Bob Jones was ready to serve his country in 1939 and did so for six years, but the Bellevue veteran says that was just a brief tour in his 94 years of life, and not one that defines him now.
Jones and his childhood friend, Tommy, were working as seasonal park rangers near Bellevue, awaiting a declaration of war. When the radio broadcast Nazis had invaded Poland on Sept. 1, 1939, Jones and Tommy borrowed a car and drove to Fort Lewis, now Joint Base Lewis-McChord.
“As soon as we heard that Germany had invaded Poland, we said, ‘That’s it, we’re enlisting,’ ” said Jones. “Tommy and I stayed together for the whole doggone war.”
Jones and Tommy were stationed at Fort Bragg for field artillery training, but quickly signed up for the U.S. Airborne. Following the Japanese bombing at Pearl Harbor, Jones was put on a plane destined for England.
“That night there were 35 of us who flew over to England,” said Jones, adding two days later Germany declared war. “But we were already over there, ready to fight Germans. … Why we were attached to the British, I’ve never known, but I credit the British for turning me into a soldier,” Jones said.
Jones and Tommy were deployed first to North Africa to secure an airfield in Algiers, where Jones took a knife to his ribs, and then to Sicily. Two days after the Allied Forces invaded Salerno, Jones left Sicily and joined up with the 504th Parachute Infantry Regiment, where the British would once a week send him and his fellow troops on missions to rest camps for German officers, parachuting in and taking them out. The British believed taking out high-ranking German officers would cause their troops to falter, Jones said.

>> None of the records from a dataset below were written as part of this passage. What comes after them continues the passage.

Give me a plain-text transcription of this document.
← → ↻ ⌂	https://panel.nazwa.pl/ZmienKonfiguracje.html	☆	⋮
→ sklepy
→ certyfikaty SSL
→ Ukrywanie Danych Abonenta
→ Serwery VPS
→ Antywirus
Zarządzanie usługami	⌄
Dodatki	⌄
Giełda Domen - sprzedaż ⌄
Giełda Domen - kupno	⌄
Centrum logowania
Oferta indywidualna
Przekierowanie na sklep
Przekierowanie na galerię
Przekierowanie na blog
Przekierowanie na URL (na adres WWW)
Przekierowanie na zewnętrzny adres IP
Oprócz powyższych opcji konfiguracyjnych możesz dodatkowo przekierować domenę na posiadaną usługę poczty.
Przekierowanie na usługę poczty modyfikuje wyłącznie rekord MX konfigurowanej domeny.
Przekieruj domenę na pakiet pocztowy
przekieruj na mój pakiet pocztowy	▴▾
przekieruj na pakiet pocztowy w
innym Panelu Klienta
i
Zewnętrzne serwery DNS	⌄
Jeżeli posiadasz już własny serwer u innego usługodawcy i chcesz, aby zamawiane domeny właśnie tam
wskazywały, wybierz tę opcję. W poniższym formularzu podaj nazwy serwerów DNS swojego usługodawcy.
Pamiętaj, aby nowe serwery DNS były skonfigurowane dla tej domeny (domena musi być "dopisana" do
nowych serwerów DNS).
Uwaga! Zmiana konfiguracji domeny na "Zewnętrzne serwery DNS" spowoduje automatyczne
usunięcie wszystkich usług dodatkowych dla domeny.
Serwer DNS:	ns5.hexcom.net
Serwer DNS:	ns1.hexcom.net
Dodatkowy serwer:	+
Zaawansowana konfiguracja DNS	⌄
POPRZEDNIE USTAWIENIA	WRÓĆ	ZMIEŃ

“Basically, we were assassins, is what we were,” he said.
In May 1944, Jones was one of 50 from the 504th to volunteer to parachute into Normandy, about 40 miles inland from where Allied forces were fighting Germans on the coast, and take out a bridge critical to the Nazis. The 504th never managed to meet up with the 505th PIR, but Jones said back then airplane pilots would become confused about where their targets were.
“It worked to our advantage, because the Germans thought they were overrun by Airborne,” he said.
After fighting through France and being beaten back in Holland, Jones was sent to Belgium with the 34 surviving parachuters out of the 850 used during the air invasion into Holland. Following the Battle of the Bulge, Jones was sent to Germany, where he received his third injury of the war when he was struck in the right knee by shrapnel from a tripped land mine.
Following the Japanese’s surrender in 1945, Jones was granted his discharge and didn’t look back.
“I’d had it,” he said. “I’d killed too many people.”
Jones flew to Michigan, where the woman who would become his wife had been waiting for him. Bob and Helen Jones were married at her home north of Detroit, and moved to Seattle and later back to Bellevue, where they spent 47 years together, raising three children. Helen died in 1992.
While Jones had been glad to be done with his service, Tommy, his childhood friend, re-enlisted in the Air Force and would later be killed during the Korean War. Jones said fighting in World War II, he learned to not get too attached to his fellow soldiers, but Tommy had been his friend long before then, and the only member of the 82nd Airborne he kept in contact with after WWII.
Now, Jones lives a quiet life in his Bellevue home. He doesn’t go to events celebrating veterans or military funeral services. Once an avid climber, Jones said when he dies he wants to be cremated, his ashes scattered on Mount Rainier. His three Purple Hearts, he said, will not be joining him.